The $19.3 million project received an allocation of LIHTC's estimated to raise $12 million in tax credit equity once they're sold to a syndicator. At press time, five large syndicators were bidding on the credits. The Cornerstone will also receive federal historic restoration tax credits worth $2.6 million.

Grants included funds from the state Homeless Housing Assistance Program and the state Office of Mental Health (OMH). With no debt, Safe Harbors will not have to depend on operating income from retail tenants in its two now-vacant storefronts. Haggerty is currently working to lure temporary tenants into the spaces because reconstruction will disrupt the shops in about a year.

A nearby satellite campus of Orange County College, plus a new office of the Department of Motor Vehicles, Newburgh's City Hall and the Newburgh Library, should all offer some foot traffic to retail tenants, now that criminal activity has stopped on the sidewalk in front of the project.
The mix of uses and incomes at the Cornerstone will help keep it from being labeled as a dangerous housing project.

Though all of the units will be reserved for tenants earning less than 60% of the area median income (AMI), the 12 artist apartments and extensive artistic space should be enough to shift the identity of the building.

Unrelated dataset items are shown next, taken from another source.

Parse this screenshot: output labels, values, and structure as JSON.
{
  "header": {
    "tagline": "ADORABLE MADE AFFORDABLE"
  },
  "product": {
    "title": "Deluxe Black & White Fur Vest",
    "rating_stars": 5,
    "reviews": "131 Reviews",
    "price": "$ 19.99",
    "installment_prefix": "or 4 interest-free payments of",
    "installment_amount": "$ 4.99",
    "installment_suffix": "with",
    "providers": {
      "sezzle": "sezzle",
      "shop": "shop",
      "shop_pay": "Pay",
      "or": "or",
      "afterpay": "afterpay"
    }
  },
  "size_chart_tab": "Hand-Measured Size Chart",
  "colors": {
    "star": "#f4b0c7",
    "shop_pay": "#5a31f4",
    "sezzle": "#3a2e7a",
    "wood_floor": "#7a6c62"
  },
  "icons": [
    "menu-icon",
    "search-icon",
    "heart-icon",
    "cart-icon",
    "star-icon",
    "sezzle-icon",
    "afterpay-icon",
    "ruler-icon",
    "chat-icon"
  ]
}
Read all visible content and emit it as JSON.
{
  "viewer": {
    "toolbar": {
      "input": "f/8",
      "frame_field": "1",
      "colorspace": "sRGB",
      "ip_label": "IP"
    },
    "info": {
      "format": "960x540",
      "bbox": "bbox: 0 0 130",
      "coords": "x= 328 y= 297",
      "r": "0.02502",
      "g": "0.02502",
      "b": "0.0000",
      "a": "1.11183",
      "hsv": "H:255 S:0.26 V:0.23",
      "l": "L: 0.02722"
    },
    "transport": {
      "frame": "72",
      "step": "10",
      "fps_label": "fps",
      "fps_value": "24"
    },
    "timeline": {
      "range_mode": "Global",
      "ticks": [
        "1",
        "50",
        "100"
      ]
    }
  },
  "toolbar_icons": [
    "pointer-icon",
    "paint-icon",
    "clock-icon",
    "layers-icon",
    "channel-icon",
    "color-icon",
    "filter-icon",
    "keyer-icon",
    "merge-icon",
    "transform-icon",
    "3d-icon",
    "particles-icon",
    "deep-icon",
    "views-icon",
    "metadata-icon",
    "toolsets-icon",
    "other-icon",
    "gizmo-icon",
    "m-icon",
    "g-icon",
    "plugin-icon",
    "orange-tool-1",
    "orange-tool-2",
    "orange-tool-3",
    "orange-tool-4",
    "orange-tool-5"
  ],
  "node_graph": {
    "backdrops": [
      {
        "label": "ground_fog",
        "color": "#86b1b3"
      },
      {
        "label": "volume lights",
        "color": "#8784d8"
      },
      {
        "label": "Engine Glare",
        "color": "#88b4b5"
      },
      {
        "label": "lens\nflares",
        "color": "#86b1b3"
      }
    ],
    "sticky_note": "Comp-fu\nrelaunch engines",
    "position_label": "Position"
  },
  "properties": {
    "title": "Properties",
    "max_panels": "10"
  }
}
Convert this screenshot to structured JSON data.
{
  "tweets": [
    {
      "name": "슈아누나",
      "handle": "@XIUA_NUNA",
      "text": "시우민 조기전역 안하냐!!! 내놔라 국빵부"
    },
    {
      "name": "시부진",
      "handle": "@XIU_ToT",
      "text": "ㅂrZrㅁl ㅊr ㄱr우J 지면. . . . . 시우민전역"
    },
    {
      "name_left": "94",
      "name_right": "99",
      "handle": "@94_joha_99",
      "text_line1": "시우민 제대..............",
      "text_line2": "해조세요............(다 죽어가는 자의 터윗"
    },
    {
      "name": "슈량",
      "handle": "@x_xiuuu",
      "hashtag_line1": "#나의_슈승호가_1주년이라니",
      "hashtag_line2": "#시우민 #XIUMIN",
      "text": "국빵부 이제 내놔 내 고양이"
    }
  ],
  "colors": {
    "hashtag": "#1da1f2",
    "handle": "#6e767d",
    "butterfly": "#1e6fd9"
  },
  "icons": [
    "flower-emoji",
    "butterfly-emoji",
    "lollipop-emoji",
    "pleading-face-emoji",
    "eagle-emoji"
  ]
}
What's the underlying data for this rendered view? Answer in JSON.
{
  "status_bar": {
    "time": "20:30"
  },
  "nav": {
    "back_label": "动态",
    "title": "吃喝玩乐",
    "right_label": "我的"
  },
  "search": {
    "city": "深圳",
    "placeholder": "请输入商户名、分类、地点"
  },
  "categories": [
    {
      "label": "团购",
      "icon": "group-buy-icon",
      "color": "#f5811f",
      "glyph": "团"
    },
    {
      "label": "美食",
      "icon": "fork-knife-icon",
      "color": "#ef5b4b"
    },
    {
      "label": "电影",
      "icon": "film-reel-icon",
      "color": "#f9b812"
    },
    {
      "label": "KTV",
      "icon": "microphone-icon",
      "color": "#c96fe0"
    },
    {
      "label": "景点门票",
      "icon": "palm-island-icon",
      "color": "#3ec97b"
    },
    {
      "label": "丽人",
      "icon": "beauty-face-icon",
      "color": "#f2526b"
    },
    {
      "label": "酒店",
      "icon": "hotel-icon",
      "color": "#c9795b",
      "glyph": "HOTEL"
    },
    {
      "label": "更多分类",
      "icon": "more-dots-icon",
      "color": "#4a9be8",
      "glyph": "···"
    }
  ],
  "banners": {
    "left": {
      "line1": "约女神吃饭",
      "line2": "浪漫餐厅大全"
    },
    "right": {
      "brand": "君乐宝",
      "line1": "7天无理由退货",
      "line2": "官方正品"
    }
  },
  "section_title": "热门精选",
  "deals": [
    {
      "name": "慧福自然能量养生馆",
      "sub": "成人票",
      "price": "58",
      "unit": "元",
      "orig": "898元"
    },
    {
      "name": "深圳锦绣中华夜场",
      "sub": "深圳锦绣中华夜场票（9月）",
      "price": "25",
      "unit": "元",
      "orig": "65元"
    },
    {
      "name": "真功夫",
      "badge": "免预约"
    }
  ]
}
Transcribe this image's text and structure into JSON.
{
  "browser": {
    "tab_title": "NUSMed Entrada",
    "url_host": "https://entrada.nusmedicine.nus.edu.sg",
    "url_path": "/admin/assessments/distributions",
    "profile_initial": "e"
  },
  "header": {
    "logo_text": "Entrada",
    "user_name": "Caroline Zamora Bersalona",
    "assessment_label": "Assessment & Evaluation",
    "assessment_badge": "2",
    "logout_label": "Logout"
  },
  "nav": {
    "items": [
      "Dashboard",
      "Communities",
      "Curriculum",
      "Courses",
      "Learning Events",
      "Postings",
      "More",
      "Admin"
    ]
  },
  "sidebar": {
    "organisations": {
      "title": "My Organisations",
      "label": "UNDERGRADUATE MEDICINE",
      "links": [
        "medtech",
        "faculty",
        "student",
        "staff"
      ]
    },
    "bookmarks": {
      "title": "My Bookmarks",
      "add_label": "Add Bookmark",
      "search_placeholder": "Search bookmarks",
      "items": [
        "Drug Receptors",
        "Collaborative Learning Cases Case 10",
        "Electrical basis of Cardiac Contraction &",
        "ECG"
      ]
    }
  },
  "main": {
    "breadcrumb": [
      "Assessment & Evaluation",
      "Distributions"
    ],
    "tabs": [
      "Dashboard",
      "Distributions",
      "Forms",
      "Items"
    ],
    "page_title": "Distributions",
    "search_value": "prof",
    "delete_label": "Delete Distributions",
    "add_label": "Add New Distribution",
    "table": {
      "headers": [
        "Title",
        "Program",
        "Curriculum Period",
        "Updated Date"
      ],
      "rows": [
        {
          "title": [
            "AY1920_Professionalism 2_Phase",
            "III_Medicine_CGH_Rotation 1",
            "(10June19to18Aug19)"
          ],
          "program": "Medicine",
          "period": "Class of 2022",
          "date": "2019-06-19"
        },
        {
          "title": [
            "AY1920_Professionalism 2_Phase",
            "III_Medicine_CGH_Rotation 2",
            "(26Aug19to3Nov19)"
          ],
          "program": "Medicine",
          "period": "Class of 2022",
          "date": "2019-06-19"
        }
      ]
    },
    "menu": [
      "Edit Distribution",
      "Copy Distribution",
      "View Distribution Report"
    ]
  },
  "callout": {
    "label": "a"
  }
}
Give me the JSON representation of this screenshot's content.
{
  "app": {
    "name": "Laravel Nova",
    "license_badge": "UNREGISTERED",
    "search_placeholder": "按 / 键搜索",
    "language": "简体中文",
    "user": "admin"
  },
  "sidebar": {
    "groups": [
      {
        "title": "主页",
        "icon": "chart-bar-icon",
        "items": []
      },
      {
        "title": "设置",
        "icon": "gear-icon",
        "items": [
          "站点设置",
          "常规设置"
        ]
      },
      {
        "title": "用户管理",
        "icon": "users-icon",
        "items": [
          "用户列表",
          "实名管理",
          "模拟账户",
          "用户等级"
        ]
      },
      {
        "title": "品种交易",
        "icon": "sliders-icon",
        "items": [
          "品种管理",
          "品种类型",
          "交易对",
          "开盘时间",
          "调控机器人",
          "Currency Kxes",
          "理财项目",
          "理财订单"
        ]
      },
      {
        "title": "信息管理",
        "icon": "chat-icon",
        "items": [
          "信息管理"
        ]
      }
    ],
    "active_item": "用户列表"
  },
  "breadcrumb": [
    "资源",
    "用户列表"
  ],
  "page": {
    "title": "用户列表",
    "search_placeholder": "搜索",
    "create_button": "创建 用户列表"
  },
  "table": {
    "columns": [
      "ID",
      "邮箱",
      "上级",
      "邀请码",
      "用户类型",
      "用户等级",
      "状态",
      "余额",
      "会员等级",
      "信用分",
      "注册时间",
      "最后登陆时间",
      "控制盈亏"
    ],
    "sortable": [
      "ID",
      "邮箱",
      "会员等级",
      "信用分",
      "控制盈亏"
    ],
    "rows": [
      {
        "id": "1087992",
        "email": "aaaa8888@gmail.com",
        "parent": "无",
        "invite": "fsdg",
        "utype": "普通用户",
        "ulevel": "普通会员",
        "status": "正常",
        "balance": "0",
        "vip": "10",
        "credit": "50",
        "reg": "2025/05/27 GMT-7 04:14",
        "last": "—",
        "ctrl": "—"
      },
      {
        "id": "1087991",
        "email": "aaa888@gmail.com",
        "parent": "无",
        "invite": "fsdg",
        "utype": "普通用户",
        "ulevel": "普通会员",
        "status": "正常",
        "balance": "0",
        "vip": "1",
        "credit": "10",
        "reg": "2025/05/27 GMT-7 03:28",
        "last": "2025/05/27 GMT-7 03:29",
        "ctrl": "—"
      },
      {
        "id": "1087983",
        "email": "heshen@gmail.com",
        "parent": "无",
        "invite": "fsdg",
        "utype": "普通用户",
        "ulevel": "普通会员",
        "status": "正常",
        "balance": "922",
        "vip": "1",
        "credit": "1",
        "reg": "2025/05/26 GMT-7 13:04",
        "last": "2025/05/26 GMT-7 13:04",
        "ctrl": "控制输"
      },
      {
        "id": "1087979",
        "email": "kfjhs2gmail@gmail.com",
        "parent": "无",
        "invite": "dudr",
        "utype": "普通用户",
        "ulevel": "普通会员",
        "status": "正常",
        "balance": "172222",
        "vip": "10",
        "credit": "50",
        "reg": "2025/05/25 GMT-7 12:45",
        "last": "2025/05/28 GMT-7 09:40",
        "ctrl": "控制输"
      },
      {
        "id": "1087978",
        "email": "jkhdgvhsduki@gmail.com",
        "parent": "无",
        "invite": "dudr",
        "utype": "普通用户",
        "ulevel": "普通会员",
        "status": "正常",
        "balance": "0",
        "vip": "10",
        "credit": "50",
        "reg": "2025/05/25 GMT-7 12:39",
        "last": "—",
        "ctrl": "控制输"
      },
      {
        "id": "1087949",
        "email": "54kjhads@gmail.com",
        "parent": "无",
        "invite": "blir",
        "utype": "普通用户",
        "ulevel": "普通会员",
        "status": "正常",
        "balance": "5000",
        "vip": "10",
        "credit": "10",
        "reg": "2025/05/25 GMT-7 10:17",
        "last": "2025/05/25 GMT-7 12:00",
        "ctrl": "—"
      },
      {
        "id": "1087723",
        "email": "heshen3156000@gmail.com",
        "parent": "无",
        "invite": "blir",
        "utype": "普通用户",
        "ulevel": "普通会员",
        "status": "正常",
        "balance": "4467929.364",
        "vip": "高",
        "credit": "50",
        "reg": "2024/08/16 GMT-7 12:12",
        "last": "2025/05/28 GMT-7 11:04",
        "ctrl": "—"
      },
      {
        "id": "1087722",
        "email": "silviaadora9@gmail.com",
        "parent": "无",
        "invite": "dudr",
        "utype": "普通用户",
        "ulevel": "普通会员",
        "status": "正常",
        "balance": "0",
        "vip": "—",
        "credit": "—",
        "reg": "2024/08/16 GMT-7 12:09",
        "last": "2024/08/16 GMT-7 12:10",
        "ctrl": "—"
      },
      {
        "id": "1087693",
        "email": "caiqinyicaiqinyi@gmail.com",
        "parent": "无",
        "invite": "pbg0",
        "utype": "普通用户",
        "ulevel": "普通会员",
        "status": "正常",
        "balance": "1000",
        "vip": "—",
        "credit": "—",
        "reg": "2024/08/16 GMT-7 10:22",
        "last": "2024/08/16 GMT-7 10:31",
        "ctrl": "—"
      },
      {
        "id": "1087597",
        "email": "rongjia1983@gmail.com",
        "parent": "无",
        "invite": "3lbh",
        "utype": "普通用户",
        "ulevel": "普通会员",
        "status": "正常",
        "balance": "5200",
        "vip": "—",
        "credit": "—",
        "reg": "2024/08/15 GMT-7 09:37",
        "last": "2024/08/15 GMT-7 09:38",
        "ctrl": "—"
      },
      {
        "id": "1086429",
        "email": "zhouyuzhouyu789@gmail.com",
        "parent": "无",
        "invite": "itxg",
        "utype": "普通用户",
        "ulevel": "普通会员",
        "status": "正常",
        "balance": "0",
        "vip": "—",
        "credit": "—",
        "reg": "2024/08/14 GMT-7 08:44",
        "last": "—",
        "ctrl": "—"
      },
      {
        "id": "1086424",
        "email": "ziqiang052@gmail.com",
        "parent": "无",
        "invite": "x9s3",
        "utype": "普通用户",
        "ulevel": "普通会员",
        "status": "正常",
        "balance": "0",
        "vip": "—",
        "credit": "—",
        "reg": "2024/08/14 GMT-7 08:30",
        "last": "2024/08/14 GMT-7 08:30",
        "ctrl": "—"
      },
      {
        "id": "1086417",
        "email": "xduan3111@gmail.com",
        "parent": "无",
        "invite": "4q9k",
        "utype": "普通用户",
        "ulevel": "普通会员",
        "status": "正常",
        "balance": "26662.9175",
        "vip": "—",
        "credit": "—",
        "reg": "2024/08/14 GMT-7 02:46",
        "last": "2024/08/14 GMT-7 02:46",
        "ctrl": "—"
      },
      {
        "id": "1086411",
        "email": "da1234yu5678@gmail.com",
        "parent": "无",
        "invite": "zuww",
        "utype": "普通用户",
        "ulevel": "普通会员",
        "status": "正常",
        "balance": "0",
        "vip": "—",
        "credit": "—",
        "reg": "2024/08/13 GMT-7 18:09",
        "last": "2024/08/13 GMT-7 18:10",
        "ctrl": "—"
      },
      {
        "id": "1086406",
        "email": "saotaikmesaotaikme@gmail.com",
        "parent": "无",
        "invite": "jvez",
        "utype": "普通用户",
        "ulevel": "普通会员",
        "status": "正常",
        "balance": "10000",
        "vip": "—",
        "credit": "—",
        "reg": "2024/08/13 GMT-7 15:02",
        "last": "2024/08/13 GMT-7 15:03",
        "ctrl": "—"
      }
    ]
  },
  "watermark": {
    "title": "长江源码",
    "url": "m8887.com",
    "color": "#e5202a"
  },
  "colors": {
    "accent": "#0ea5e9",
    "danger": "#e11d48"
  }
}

Very low income tenants earning less than 30% of AMI will live in most of the 116 supportive housing units. Of those, 32 units will receive project-based Sec. 8 rental subsidies. Another 39 units will probably receive project-based rental subsidies from the OMH. The remaining apartments will house a mix of very low income tenants with Sec. 8 vouchers supplied by the local housing authority and low-income tenants paying higher LIHTC rents.

The 12 live-work apartments will average about 640 square feet, while the supportive housing units will range from 285 to 314 square feet. Services such as medical and drug treatment will be supplied to residents through Independent Living Center, Inc., which has an office at the Cornerstone.